Thank you for your considered replies.

To just make it clear. The site must be in control of the advertiser and not the other way. There can even be a group where ads are vetted by thick skinned cynical members who can say mean and unsavoury things about adverts that have manipulative content or use weasel words. Make the adds have to conform to such rigorous standards that people come to Codidact just to see the spectacular fact based adverts.

The adverts can be 1-3 in one side bar with a image, text and a single link (via a tracking link so that statistics are maintained and billing is accurate) each. Make them OPT-IN and let us stop having people react negatively to adverts. Make it so that it is fun to find flaws in adverts and vote them down and into oblivion. Make the adverts part of the fun of the site instead of evil. Have the advertisers vie with each other to make the highest rated adverts. Good ones sort of like those mind numbingly expensive superbowl adverts but selected by the end users.

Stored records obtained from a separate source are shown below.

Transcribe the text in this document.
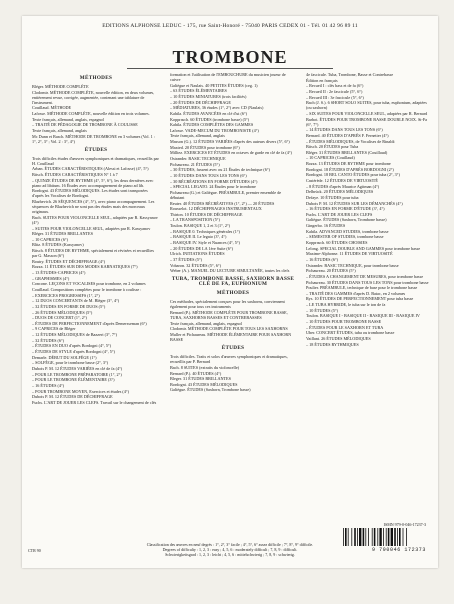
EDITIONS ALPHONSE LEDUC - 175, rue Saint-Honoré - 75040 PARIS CEDEX 01 - Tél. 01 42 96 89 11
TROMBONE
MÉTHODES
Bléger. MÉTHODE COMPLÈTE
Clodomir. MÉTHODE COMPLÈTE, nouvelle édition, en deux volumes, entièrement revue, corrigée, augmentée, contenant une tablature de l'instrument.
Couillaud. MÉTHODE
Lafosse. MÉTHODE COMPLÈTE, nouvelle édition en trois volumes.
Texte français, allemand, anglais, espagnol
– TRAITÉ DE PÉDAGOGIE DE TROMBONE À COULISSE
Texte français, allemand, anglais
Mc Dunn et Basch. MÉTHODE DE TROMBONE en 3 volumes (Vol. 1 : 1°, 2°, 3° ; Vol. 2 : 3°, 4°)
ÉTUDES
Trois difficiles études d'œuvres symphoniques et dramatiques, recueillis par H. Couillaud
Arban. ÉTUDES CARACTÉRISTIQUES (Alessi et Lafosse) (4°, 5°)
Bitsch. ÉTUDES CARACTÉRISTIQUES N° 1 à 7
– QUINZE ÉTUDES DE RYTHME (4°, 5°, 6°), les deux dernières avec piano ad libitum. 16 Études avec accompagnement de piano ad lib.
Bordogni. 43 ÉTUDES MÉLODIQUES. Les études sont transposées d'après les Vocalises de Bordogni.
Blazhevich. 26 SÉQUENCES (4°, 5°), avec piano accompagnement. Les séquences de Blazhevich ne sont pas des études mais des morceaux originaux.
Bach. SUITES POUR VIOLONCELLE SEUL, adaptées par R. Kassyanov (4°)
– SUITES POUR VIOLONCELLE SEUL, adaptées par R. Kassyanov
Bléger. 31 ÉTUDES BRILLANTES
– 10 CAPRICES (6°)
Blitz. 8 ÉTUDES (Kassyanov)
Bitsch. 8 ÉTUDES DE RYTHME, spécialement et révisées et recueillies par G. Masson (6°)
Boutry. ÉTUDES ET DÉCHIFFRAGE (4°)
Bozza. 11 ÉTUDES SUR DES MODES KARNATIQUES (7°)
– 13 ÉTUDES-CAPRICES (4°)
– GRAPHISMES (4°)
Concone. LEÇONS ET VOCALISES pour trombone, en 2 volumes
Couillaud. Compositions complètes pour le trombone à coulisse :
– EXERCICES PROGRESSIFS (1°, 2°)
– 12 DUOS CONCERTANTS de M. Bléger (3°, 4°)
– 32 ÉTUDES EN FORME DE DUOS (5°)
– 26 ÉTUDES MÉLODIQUES (5°)
– DUOS DE CONCERT (1°, 2°)
– ÉTUDES DE PERFECTIONNEMENT d'après Demersseman (6°)
– 9 CAPRICES de Bléger
– 12 ÉTUDES MÉLODIQUES de Bazzeri (3°, 7°)
– 32 ÉTUDES (6°)
– ÉTUDES EN DUO d'après Bordogni (4°, 5°)
– ÉTUDES DE STYLE d'après Bordogni (4°, 5°)
Demarle. DÉBUT DU SOLFÈGE (1°)
– SOLFÈGE, pour le trombone basse (2°, 3°)
Dubois P. M. 12 ÉTUDES VARIÉES en clé de fa (4°)
– POUR LE TROMBONE PRÉPARATOIRE (1°, 2°)
– POUR LE TROMBONE ÉLÉMENTAIRE (3°)
– 16 ÉTUDES (4°)
– POUR TROMBONE MOYEN, Exercices et études (4°)
Dubois P. M. 12 ÉTUDES DE DÉCHIFFRAGE
Fuchs. L'ART DE JOUER LES CLEFS. Travail sur le changement de clés
formation et l'utilisation de l'EMBOUCHURE du musicien joueur de cuivre
Galiègue et Naulais. 40 PETITES ÉTUDES (ceg. 1)
– 63 ÉTUDES ÉLÉMENTAIRES
– 10 ÉTUDES MINIATURES (trois facilités)
– 20 ÉTUDES DE DÉCHIFFRAGE
– MÉDIATURES, 36 études (1°, 2°) avec CD (Naulais)
Kahila. ÉTUDES AVANCÉES en clé d'ut (6°)
Kopprasch. 60 ÉTUDES (trombone basse) (5°)
Kahila. ÉTUDES COMPLÈTES DES GAMMES
Lafosse. VADE-MECUM DU TROMBONISTE (4°)
Texte français, allemand, anglais
Masson (G.). 12 ÉTUDES VARIÉES d'après des auteurs divers (5°, 6°)
Maxted. 20 ÉTUDES pour trombone (6°)
Milliez. EXERCICES ET ÉTUDES en octaves de garde en clé de fa (4°)
Ostrander. BASIC TECHNIQUE
Pichaureau. 21 ÉTUDES (5°)
– 30 ÉTUDES, fussent avec ou 21 Études de technique (6°)
– 10 ÉTUDES DANS TOUS LES TONS (6°)
– 30 RÉCRÉATIONS EN FORME D'ÉTUDES (4°)
– SPECIAL LEGATO. 24 Études pour le trombone
Pichaureau (G.) et Galiègue. PRÉAMBULE, premier ensemble de débutant
Reuter. 40 ÉTUDES RÉCRÉATIVES (1°, 2°) — 20 ÉTUDES
Rousselot. 12 DÉCHIFFRAGES INSTRUMENTAUX
Thirion. 10 ÉTUDES DE DÉCHIFFRAGE
– LA TRANSPOSITION (5°)
Toulon. BASIQUE 1, 2 et 3 (1°, 2°)
– BASIQUE 0. Techniques générales (1°)
– BASIQUE II. Le legato (3°, 4°)
– BASIQUE IV. Style et Nuances (4°, 5°)
– 20 ÉTUDES DE LA 1ère Suite (6°)
Ulrich. INITIATIONS ÉTUDES
– 37 ÉTUDES (5°)
Vobaron. 32 ÉTUDES (5°, 6°)
Weber (A.). MANUEL DU LECTURE SIMULTANÉE, toutes les clefs
TUBA, TROMBONE BASSE, SAXHORN BASSE CLÉ DE FA, EUPHONIUM
MÉTHODES
Ces méthodes, spécialement conçues pour les saxhorns, conviennent également pour tous ces instruments
Bernard (P.). MÉTHODE COMPLÈTE POUR TROMBONE BASSE, TUBA, SAXHORNS BASSES ET CONTREBASSES
Texte français, allemand, anglais, espagnol
Clodomir. MÉTHODE COMPLÈTE POUR TOUS LES SAXHORNS
Muller et Pichaureau. MÉTHODE ÉLÉMENTAIRE POUR SAXHORN BASSE
ÉTUDES
Trois difficiles. Traits et solos d'œuvres symphoniques et dramatiques, recueillis par P. Bernard
Bach. 8 SUITES (extraits du violoncelle)
Bernard (P.). 40 ÉTUDES (4°)
Bleger. 31 ÉTUDES BRILLANTES
Bordogni. 43 ÉTUDES MÉLODIQUES
Galiègue. ÉTUDES (Saxhorn, Trombone basse)
4e fascicule. Tuba, Trombone, Basse et Contrebasse
Édition en français
– Recueil I : clés bass et de fa (6°)
– Recueil II : 2e fascicule (5°, 6°)
– Recueil III : 3e fascicule (5°, 6°)
Bach (J. S.). 6 SHORT SOLO SUITES, pour tuba, euphonium, adaptées (ou saxhorn)
– SIX SUITES POUR VIOLONCELLE SEUL, adaptées par R. Bernard
Barbot. ÉTUDES POUR TROMBONE BASSE DOUBLE NOIX. Si-Fa (6°, 7°)
– 14 ÉTUDES DANS TOUS LES TONS (6°)
Bernard. 40 ÉTUDES D'APRÈS F. Fernetier (4°)
– ÉTUDES MÉLODIQUES, de Vocalises de Rinaldi
Bitsch. 20 ÉTUDES pour Tuba
Bléger. 31 ÉTUDES BRILLANTES (Couillaud)
– 10 CAPRICES (Couillaud)
Bozza. 13 ÉTUDES DE RYTHME pour trombone
Bordogni. 18 ÉTUDES D'APRÈS BORDOGNI (2°)
Bordogni. 18 BEL CANTO ÉTUDES pour tuba (2°, 3°)
Castérède. 12 ÉTUDES DE VIRTUOSITÉ
– 8 ÉTUDES d'après Maurice Agitman (4°)
Delbrück. 20 ÉTUDES MÉLODIQUES
Defaye. 10 ÉTUDES pour tuba
Dubois P. M. 12 ÉTUDES SUR LES DÉMANCHÉS (4°)
– 16 ÉTUDES EN FORME D'ÉTUDE (3°, 4°)
Fuchs. L'ART DE JOUER LES CLEFS
Galiègue. ÉTUDES (Saxhorn, Trombone basse)
Gingerbo. 16 ÉTUDES
Kahila. ADVANCED STUDIES, trombone basse
– SEMESTER OF STUDIES, trombone basse
Kopprasch. 60 ÉTUDES CHOISIES
Lelong. SPECIAL DOUBLE AND GAMMES pour trombone basse
Maxime-Alphonse. 11 ÉTUDES DE VIRTUOSITÉ
– 16 ÉTUDES (6°)
Ostrander. BASIC TECHNIQUE, pour trombone basse
Pichaureau. 20 ÉTUDES (5°)
– ÉTUDES A CHANGEMENT DE MESURES, pour trombone basse
Pichaureau. 30 ÉTUDES DANS TOUS LES TONS pour trombone basse
Poulier. PRÉAMBULE, technique de base pour le trombone basse
– TRAITÉ DES GAMMES d'après D. Batac, en 2 volumes
Rys. 10 ÉTUDES DE PERFECTIONNEMENT pour tuba basse
– LE TUBA HYBRIDE, le tuba sur le ton de fa
– 10 ÉTUDES (5°)
Toulon. BASIQUE I - BASIQUE II - BASIQUE III - BASIQUE IV
– 10 ÉTUDES POUR TROMBONE BASSE
– ÉTUDES POUR LE SAXHORN ET TUBA
Uber. CONCERT ÉTUDES, tuba ou trombone basse
Vaillant. 26 ÉTUDES MÉLODIQUES
– 18 ÉTUDES RYTHMIQUES
ISMN 979-0-046-17237-3
9 790046 172373
Classification des œuvres en neuf degrés : 1°, 2°, 3° facile ; 4°, 5°, 6° assez difficile ; 7°, 8°, 9° difficile.
Degrees of difficulty : 1, 2, 3 : easy ; 4, 5, 6 : moderately difficult ; 7, 8, 9 : difficult.
Schwierigkeitsgrad : 1, 2, 3 : leicht ; 4, 5, 6 : mittelschwierig ; 7, 8, 9 : schwierig.
CTR 90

Who cares if the advertisers sell any product to the impoverished masses who would struggle to pay a subscription instead or to the established code developers who have all the tools they need. It hardly matters, actually it does not matter in the least. If an advertiser will offer US$0.01+ for a click through on our terms then we are duty bound to take it and run. It might even repair online advertising if the system works and the media gets wind of it and large corporate advertisers insist their adverts are tested at Codidact first before wider distribution (This could in fact become the true revenue model for the whole site, volunteer specialist advertising critics that have to click through before they can criticise). The advertisers can then use our community vetted adverts in other campaigns knowing that they do not irritate humans on a visceral level.

So to those that say NO, you have to have more than personal revulsion to vote down an OPT-IN benign system and to those that say maybe or perhaps or even yes, thank you for supporting a wider base revenue collection model.